At the close of the ceremony held in Lagos, West African Ventures (WAV)’s deputy managing director, Mr. Michael Amaeshike, pointed out how the categories of professionals considered for the training was designed to include graduates, artisans, and tutors selected in line with the requirements of the NCDMB human capacity development guidelines. At the event, Amaeshike enthused that the training had been set up in partial fulfillment of the requirement of the Nigerian Oil and Gas Industry Content Development (NOGICD) Act 2010, which demands provision of an additional human resources capacity development, for some categories of Nigerian citizenry outside contractor personnel, in the course of executing major projects in the industry.

Only recently, the Monitoring Board observed, in the course of its activities, the disturbing trend in which stakeholders and their partners carried out activities in the upstream, midstream and downstream sectors of the nation’s oil and gas industry in violation of the provisions of the NOGICD Act 2010, and despite its notices and warning. It had subsequently indicated its willingness to apply appropriate sanctions against any erring stakeholder.

The West African Ventures (WAV), according to its deputy managing director, had gone all the way out in carrying out the training due to its belief in retaining value in the country, since the future of the sector lay in the hands of Nigerians who are in tune with developments in the industry. This made the executive secretary of the Nigerian Content Development and Monitoring Board, Engineer Simbi Wabote, who was represented at the occasion by the HCD Manager, Engineer Maurice Iwhiwhu, speak enthusiastically about how the training marked a watershed in the delivery of the mandate of the NCDMB. He had then praised WAV and Chevron for providing a platform for building the capacity of young Nigerians, in a manner that would lead to the creation of a sustainable industry.

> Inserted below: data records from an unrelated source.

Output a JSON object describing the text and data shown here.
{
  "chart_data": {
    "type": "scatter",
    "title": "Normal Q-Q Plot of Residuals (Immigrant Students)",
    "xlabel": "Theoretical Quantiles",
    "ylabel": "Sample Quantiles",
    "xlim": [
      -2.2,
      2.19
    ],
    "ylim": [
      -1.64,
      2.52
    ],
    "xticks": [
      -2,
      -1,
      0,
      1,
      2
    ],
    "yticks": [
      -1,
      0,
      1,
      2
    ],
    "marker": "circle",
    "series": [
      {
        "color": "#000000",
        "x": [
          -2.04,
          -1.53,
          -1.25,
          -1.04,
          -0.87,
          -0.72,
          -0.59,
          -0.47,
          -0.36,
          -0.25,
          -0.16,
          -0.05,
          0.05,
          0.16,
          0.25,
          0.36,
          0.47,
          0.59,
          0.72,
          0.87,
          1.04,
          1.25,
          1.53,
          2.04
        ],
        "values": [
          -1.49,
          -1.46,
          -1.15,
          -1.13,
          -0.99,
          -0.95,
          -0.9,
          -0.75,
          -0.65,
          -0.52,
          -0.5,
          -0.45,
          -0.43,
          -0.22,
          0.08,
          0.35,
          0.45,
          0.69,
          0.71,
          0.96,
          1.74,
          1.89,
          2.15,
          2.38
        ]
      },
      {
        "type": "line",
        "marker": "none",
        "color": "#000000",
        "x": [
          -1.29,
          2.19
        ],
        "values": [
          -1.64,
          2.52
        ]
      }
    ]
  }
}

Wabote affirmed that the competency of all the trainees was assessed quarterly and at the close of training through various NCDMB assessment evaluation sheets, also in agreement with the representatives of Chevron and NCDMB.

Following the closeout of the training, West African Ventures decided on retaining local value by offering full employment to two of the professionals involved in the capacity building programme, as indicated by WAV’s company secretary/Nigerian content Development Manager of West African Ventures, Mr. Stanly Onuosa. Equally, one among the artisans was also retained by the training school, Glassfa Continental Limited.

Of the 26 trainees, 18 of them were professionals, with the breakdown having four of them trained in cost control, two in document control, four in HSE, two in construction, two in engineering and four in QAQC, with the remaining eight trained under the artisans’ category as welders.

WAV’s decision in facilitating the capacity building was in the effort to equip Nigeria with personnel who are professionals and can hold their own anywhere they find themselves, despite the economic situation of the country, as noted by company’s general manager for commercial and sales, Mr. Edmund Ejiogu. And this was equally in relation to West African Ventures’ belief in the ability of Nigerians to occupy the commanding heights of the oil and gas industry. Ejiogu further claimed that WAV is not simply satisfied being the pioneer and the best in the provision of logistics services to the oil and gas sector in the country, but also wants to have a stake in the development of the future of the sector in the country and Africa as a whole.

The trainees, including Temilade Adeoye, whose capacity was built on cost control, was grateful for the opportunity it served in opening her up to more knowledge acquisition that would be helpful in her career endeavors. To her, the 13,020-man-hours spent in the classroom and 77,680-man-hours on the job, was time well spent under the guidance of WAV, Chevron, and NCDMB.

An artisan trained as a welder, Basil Friday, considered the experience as a possibility he could never have dreamt of, and which granted him a lifetime chance of getting better heeled at his vocation, and hence uplifting his material circumstances. He had been exposed to the latest techniques in welding, both under the water and above the sea level, therefore hauling him to the level of a certified professional, which he was highly thankful for.

The programme which was held in Lagos, Warri and on offshore facilities, saw the Nigerian Content Development (NCD) coordinator for West African Ventures (WAV), Mr. Emmanuel Chiemejonam, appreciate the trainees for their diligence and the level at which they comported themselves during the training, despite the challenges involved. It was a unique capacity building experience designed to offer skills, on-the-job training and project management while serving as one of the conduits for replenishing the talent stock of the oil and gas industry. Its major thrust was the need for skills and technology transfer to Nigerian locals, so they can take their rightful place in the management of the country’s oil and gas industry.